Suite à ma note du 9 mai sur le décès d’un randonneur à Hawaii, voici quelques détails supplémentaires qui vont dans le sens des conseils que je donnais à l’issue de l’article.
La victime est un Canadien âgé de 57 ans qui était parti de Kalapana avec un ami afin de se rendre sur le champ de lave pour y voir les coulées de plus près. Sur le chemin du retour, ils se sont perdus. L’un des randonneurs a commencé à paniquer et, sous le coup de la chaleur et de la fatigue, s’est effondré. Son ami est allé cherché de l’aide et de l’eau mais au retour, il a été incapable de retrouver son ami. Quand les secours sont arrivés sur place, il était trop tard ; l’homme avait cessé de vivre.
Cet accident révèle deux erreurs commises par les randonneurs.
D’une part, il semble évident que la quantité d’eau emportée était insuffisante. Il faut savoir que la marche sur le champ de lave hawaiien est longue et pénible et il fait de plus en plus chaud au fur et à mesure que l’on approche du site actif et des coulées. Personnellement, en plus des bouteilles d’eau, je glisse une canette de Coca-Cola dans mon sac à dos. Elle est souvent bienvenue au terme de la randonnée.
D’autre part, on a souvent tendance à minimiser la taille du champ de lave sur la plaine côtière. Au départ de Kalapana, on aperçoit les gaz et (au crépuscule) le rougeoiement émis par les coulées et on a l’impression que la distance à parcourir n’est pas énorme. En fait, c’est souvent une illusion optique et il faut marcher pendant plusieurs kilomètres avant d’arriver à destination. Le retour à Kalapana est plus compliqué car les coulées se trouvent souvent vers le pied du pali et de ce secteur, on ne voit plus le point de départ à Kalapana. D’où la nécessité d’avoir une boussole ou (encore mieux) un GPS.
Un ranger m’a indiqué un jour que les accidents ou les pertes d’orientation sont relativement fréquents à Hawaii. Il n’est, bien sûr, fait état que des accidents les plus graves. La presse laisse de côté les chutes et les brûlures qui sont monnaie courante sur le champ de lave.
Further to my note of May 9th on the death of a hiker in Hawaii, here are some additional details that confirm the advice I gave at the end of the article.
The victim is a 57-year-old Canadian who had left Kalapana with a friend to go to the lava field to see the lava flows closer. On the way back, they got lost. One of the hikers began to panic, and because of the heat and fatigue, he collapsed. His friend went to get help and water, but on his way back, he was unable to find his friend.

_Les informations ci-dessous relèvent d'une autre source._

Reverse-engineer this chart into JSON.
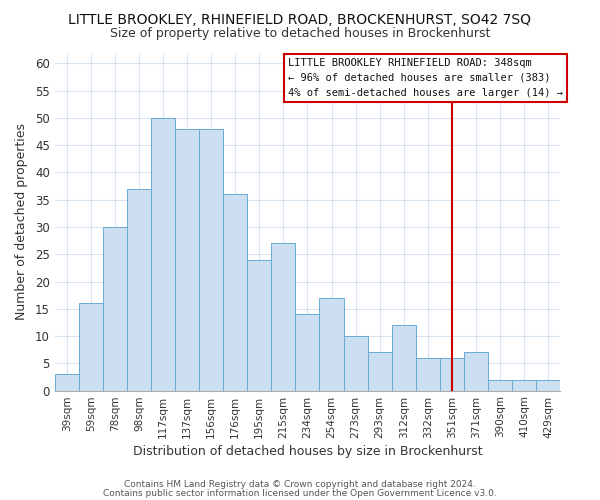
{
  "title": "LITTLE BROOKLEY, RHINEFIELD ROAD, BROCKENHURST, SO42 7SQ",
  "subtitle": "Size of property relative to detached houses in Brockenhurst",
  "xlabel": "Distribution of detached houses by size in Brockenhurst",
  "ylabel": "Number of detached properties",
  "footnote1": "Contains HM Land Registry data © Crown copyright and database right 2024.",
  "footnote2": "Contains public sector information licensed under the Open Government Licence v3.0.",
  "bar_labels": [
    "39sqm",
    "59sqm",
    "78sqm",
    "98sqm",
    "117sqm",
    "137sqm",
    "156sqm",
    "176sqm",
    "195sqm",
    "215sqm",
    "234sqm",
    "254sqm",
    "273sqm",
    "293sqm",
    "312sqm",
    "332sqm",
    "351sqm",
    "371sqm",
    "390sqm",
    "410sqm",
    "429sqm"
  ],
  "bar_values": [
    3,
    16,
    30,
    37,
    50,
    48,
    48,
    36,
    24,
    27,
    14,
    17,
    10,
    7,
    12,
    6,
    6,
    7,
    2,
    2,
    2
  ],
  "bar_color": "#ccdff0",
  "bar_edgecolor": "#6aaad4",
  "ylim": [
    0,
    62
  ],
  "yticks": [
    0,
    5,
    10,
    15,
    20,
    25,
    30,
    35,
    40,
    45,
    50,
    55,
    60
  ],
  "vline_x": 16,
  "vline_color": "#cc0000",
  "box_text_line1": "LITTLE BROOKLEY RHINEFIELD ROAD: 348sqm",
  "box_text_line2": "← 96% of detached houses are smaller (383)",
  "box_text_line3": "4% of semi-detached houses are larger (14) →",
  "background_color": "#ffffff",
  "grid_color": "#d8e4f0",
  "title_fontsize": 10,
  "subtitle_fontsize": 9
}
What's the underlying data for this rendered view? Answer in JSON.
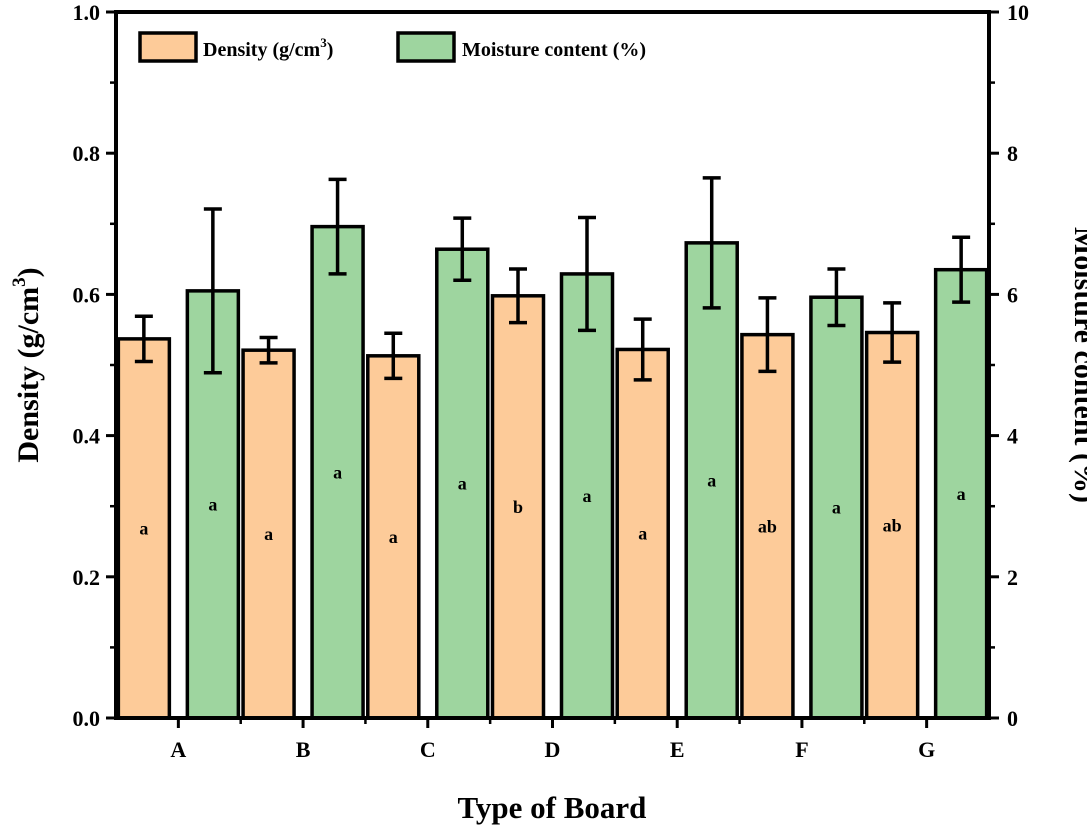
{
  "chart_data": {
    "type": "bar",
    "xlabel": "Type of Board",
    "ylabel_left": "Density (g/cm³)",
    "ylabel_right": "Moisture content (%)",
    "categories": [
      "A",
      "B",
      "C",
      "D",
      "E",
      "F",
      "G"
    ],
    "ylim_left": [
      0.0,
      1.0
    ],
    "ylim_right": [
      0,
      10
    ],
    "yticks_left": [
      "0.0",
      "0.2",
      "0.4",
      "0.6",
      "0.8",
      "1.0"
    ],
    "yticks_right": [
      "0",
      "2",
      "4",
      "6",
      "8",
      "10"
    ],
    "grid": false,
    "legend_position": "top-left",
    "series": [
      {
        "name": "Density (g/cm³)",
        "axis": "left",
        "color": "#fdcb99",
        "values": [
          0.537,
          0.521,
          0.513,
          0.598,
          0.522,
          0.543,
          0.546
        ],
        "errors": [
          0.032,
          0.018,
          0.032,
          0.038,
          0.043,
          0.052,
          0.042
        ],
        "significance": [
          "a",
          "a",
          "a",
          "b",
          "a",
          "ab",
          "ab"
        ]
      },
      {
        "name": "Moisture content (%)",
        "axis": "right",
        "color": "#9ed59f",
        "values": [
          6.05,
          6.96,
          6.64,
          6.29,
          6.73,
          5.96,
          6.35
        ],
        "errors": [
          1.16,
          0.67,
          0.44,
          0.8,
          0.92,
          0.4,
          0.46
        ],
        "significance": [
          "a",
          "a",
          "a",
          "a",
          "a",
          "a",
          "a"
        ]
      }
    ]
  },
  "legend": {
    "density_prefix": "Density (g/cm",
    "density_sup": "3",
    "density_suffix": ")",
    "moisture": "Moisture content (%)"
  },
  "axis_labels": {
    "left_prefix": "Density (g/cm",
    "left_sup": "3",
    "left_suffix": ")",
    "right": "Moisture content (%)",
    "x": "Type of Board"
  }
}
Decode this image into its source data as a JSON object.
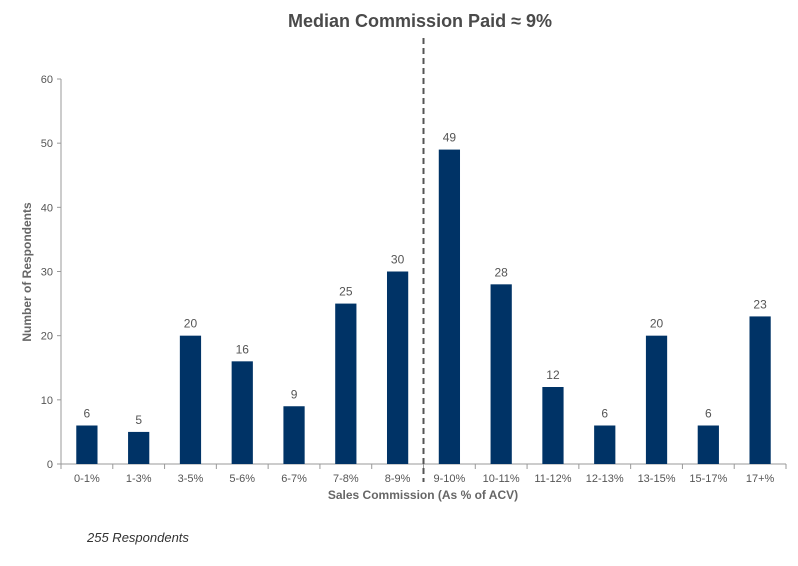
{
  "chart_data": {
    "type": "bar",
    "title": "Median Commission Paid ≈ 9%",
    "xlabel": "Sales Commission (As % of ACV)",
    "ylabel": "Number of Respondents",
    "categories": [
      "0-1%",
      "1-3%",
      "3-5%",
      "5-6%",
      "6-7%",
      "7-8%",
      "8-9%",
      "9-10%",
      "10-11%",
      "11-12%",
      "12-13%",
      "13-15%",
      "15-17%",
      "17+%"
    ],
    "values": [
      6,
      5,
      20,
      16,
      9,
      25,
      30,
      49,
      28,
      12,
      6,
      20,
      6,
      23
    ],
    "ylim": [
      0,
      60
    ],
    "yticks": [
      "0",
      "10",
      "20",
      "30",
      "40",
      "50",
      "60"
    ],
    "grid": false,
    "bar_color": "#003366",
    "median_marker_between": [
      "8-9%",
      "9-10%"
    ]
  },
  "footnote": "255 Respondents"
}
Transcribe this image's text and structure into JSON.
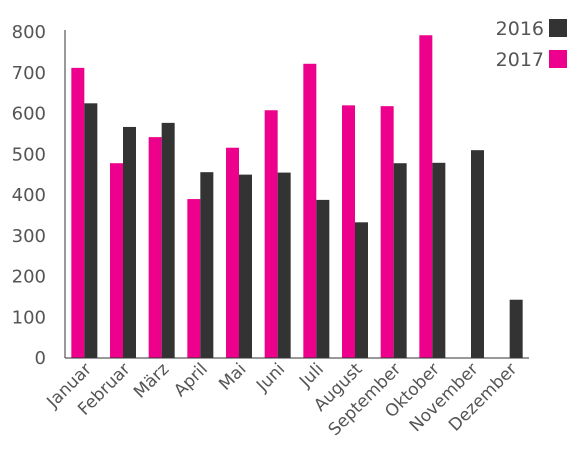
{
  "chart_data": {
    "type": "bar",
    "categories": [
      "Januar",
      "Februar",
      "März",
      "April",
      "Mai",
      "Juni",
      "Juli",
      "August",
      "September",
      "Oktober",
      "November",
      "Dezember"
    ],
    "series": [
      {
        "name": "2017",
        "color": "#ec008c",
        "values": [
          712,
          478,
          542,
          390,
          516,
          608,
          722,
          620,
          618,
          792,
          null,
          null
        ]
      },
      {
        "name": "2016",
        "color": "#333333",
        "values": [
          625,
          567,
          577,
          456,
          450,
          455,
          388,
          333,
          478,
          479,
          510,
          143
        ]
      }
    ],
    "ylim": [
      0,
      800
    ],
    "yticks": [
      0,
      100,
      200,
      300,
      400,
      500,
      600,
      700,
      800
    ],
    "legend": {
      "position": "top-right",
      "order": [
        "2016",
        "2017"
      ]
    },
    "grid": false,
    "title": "",
    "xlabel": "",
    "ylabel": ""
  }
}
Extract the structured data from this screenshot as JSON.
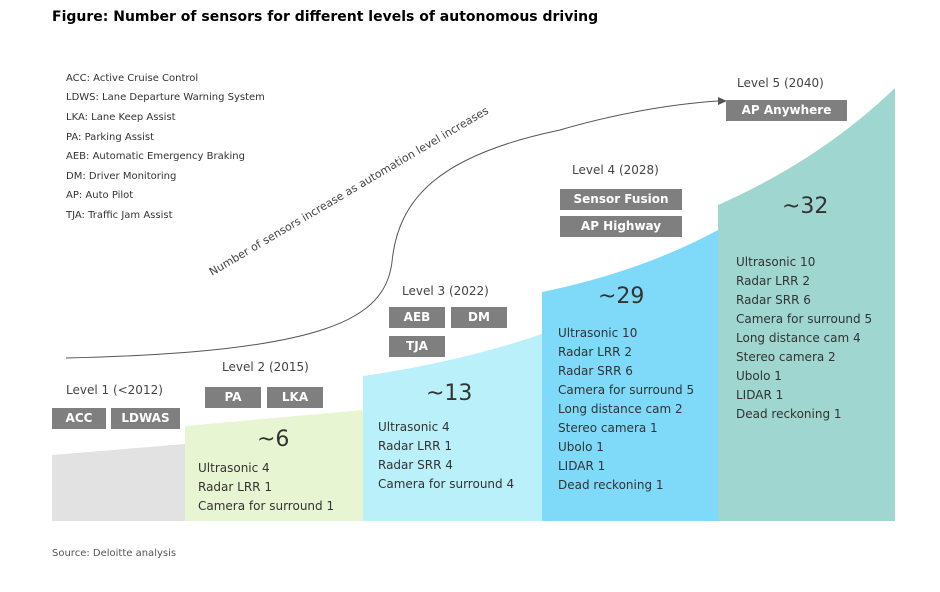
{
  "title": "Figure: Number of sensors for different levels of autonomous driving",
  "legend": [
    "ACC: Active Cruise Control",
    "LDWS: Lane Departure Warning System",
    "LKA: Lane Keep Assist",
    "PA: Parking Assist",
    "AEB: Automatic Emergency Braking",
    "DM: Driver Monitoring",
    "AP: Auto Pilot",
    "TJA: Traffic Jam Assist"
  ],
  "arrow_text": "Number of sensors increase as automation level increases",
  "colors": {
    "level1": "#e2e2e2",
    "level2": "#e8f5d2",
    "level3": "#b9f0f9",
    "level4": "#7fd9f9",
    "level5": "#9fd6d0",
    "tag": "#7f7f7f"
  },
  "levels": [
    {
      "label": "Level 1 (<2012)",
      "tags": [
        "ACC",
        "LDWAS"
      ],
      "count": "",
      "sensors": []
    },
    {
      "label": "Level 2 (2015)",
      "tags": [
        "PA",
        "LKA"
      ],
      "count": "~6",
      "sensors": [
        "Ultrasonic 4",
        "Radar LRR 1",
        "Camera  for surround  1"
      ]
    },
    {
      "label": "Level 3 (2022)",
      "tags": [
        "AEB",
        "DM",
        "TJA"
      ],
      "count": "~13",
      "sensors": [
        "Ultrasonic 4",
        "Radar LRR  1",
        "Radar SRR 4",
        "Camera  for surround  4"
      ]
    },
    {
      "label": "Level 4 (2028)",
      "tags": [
        "Sensor Fusion",
        "AP Highway"
      ],
      "count": "~29",
      "sensors": [
        "Ultrasonic  10",
        "Radar LRR  2",
        "Radar SRR 6",
        "Camera  for surround  5",
        "Long distance cam 2",
        "Stereo camera  1",
        "Ubolo  1",
        "LIDAR  1",
        "Dead reckoning  1"
      ]
    },
    {
      "label": "Level 5 (2040)",
      "tags": [
        "AP Anywhere"
      ],
      "count": "~32",
      "sensors": [
        "Ultrasonic  10",
        "Radar LRR  2",
        "Radar SRR  6",
        "Camera  for surround  5",
        "Long distance cam 4",
        "Stereo camera  2",
        "Ubolo  1",
        "LIDAR  1",
        "Dead reckoning  1"
      ]
    }
  ],
  "source": "Source: Deloitte analysis"
}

When paramedics arrived on site, it was too late, the man was dead.
This incident reveals two mistakes committed by the hikers.
On the one hand, it seems clear that the amount of water they had brought along was insufficient. Everybody should know that walking on the Hawaiian lava field is long and strenuous and it’s getting hotter and hotter as you as you approach the active site and the lava flows. Personally, in addition to water bottles, I slip a can of Coca-Cola in my backpack. It is often welcome at the end of the hike.
On the other hand, there is a tendency to minimize the size of the lava field on the coastal plain. From Kalapana, gases and (at dusk) the glow emitted by lava can be seen and it seems that the distance is not so great. Actually, it is often an optical illusion and you have to walk several kilometers before reaching your destination. Walking back to Kalapana is more complicated because the flows are often located near the base of the pali and from that point, you do not see the point of departure in Kalapana. Hence the need for a compass or (even better) a GPS.
A ranger told me one day that accidents or loss of orientation are relatively common in Hawaii. Of course, only the most serious accidents are reported. The press ignores the falls and burns that are common on the lava field.